Brezilya’da neler oluyor?
Sol popülist İşçi Partisi’nin (PT) 13 yıldır iktidarda olduğu Brezilya, başta petrol olmak üzere, hammade ihracına dayalı bir ekonomiye sahip. Söz konusu hammadde fiyatlarının uluslararası piyasalarda yükselmiş olması, son yıllarda Brezilya ekonomisinin büyüme hızının artmasını sağlamıştı. Bu ekonomik gelişme, İşçi Partisi’nin sosyal programıyla birlikte, yoksulluğun azalması veya süt içebilen çocuk sayısının artmasında görüldüğü gibi alt sınıflara da yansıdı. Ancak ekonomik konjonktürün dünya çapındaki değişiminden, Brezilya’daki hızlı büyüme patlaması da etkilendi. İşçi Partisi’nin hem yoksullara yatırımın arttırılmasına hem de patronların teşvikine dayanan modelinin sürdürülebilir olmadığı görüldü. 2013’teki gösteriler bu gelişmelerin bir sonucuydu.
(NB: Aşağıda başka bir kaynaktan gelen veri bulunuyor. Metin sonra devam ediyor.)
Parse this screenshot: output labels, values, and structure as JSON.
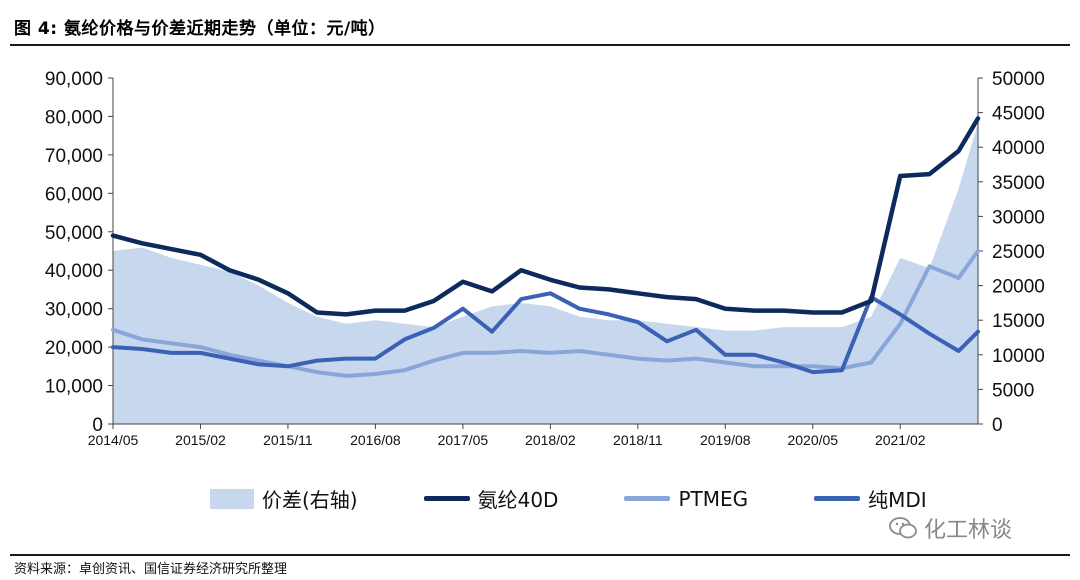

Bugünlerde devlet başkanı Dilma Rousseff, 2014 seçimini kazanmak için bütçe açığını olduğundan az göstermekle ve devletin petrol şirketinin başında olduğu dönemde yolsuzluk yapmakla suçlanıyor. Geçen hafta Ulusal Kongre’nin alt kanadında yapılan oylamayla başkanın görevden alınması talebiyle soruşturma başlatılmasının önü açıldı.
Patronlar ve sağ, değişen ekonomik koşulların bedelini yoksul işçilerin ödeyeceğinden emin olacakları bir yönetim istiyor. Gösterilere yolsuzluk bahanesiyle atağa geçen sağ ve orta sınıf hakim. Sendikalar ve toplumsal hareketlerse, İşçi Partisi’nin muhalefeti bastırmasını veya yoksulları sosyal yardımların ‘alıcısına’ indirgemesini eleştirmesine rağmen başkanın soruşturulmasına karşı çıkıyor. Yani sağ kanada savrulmayan ama Rousseff’in arkasına da dizilmeyen bir hareket örgütlemeye çalışıyorlar.
Brezilya’da iktidarın süreci ‘darbe’ olarak tanımlamasını, AKP hükümetine karşı ‘üst akıl’ darbesinin kanıtı olarak görenlere söylenebilecek tek şey: Ne alakası var?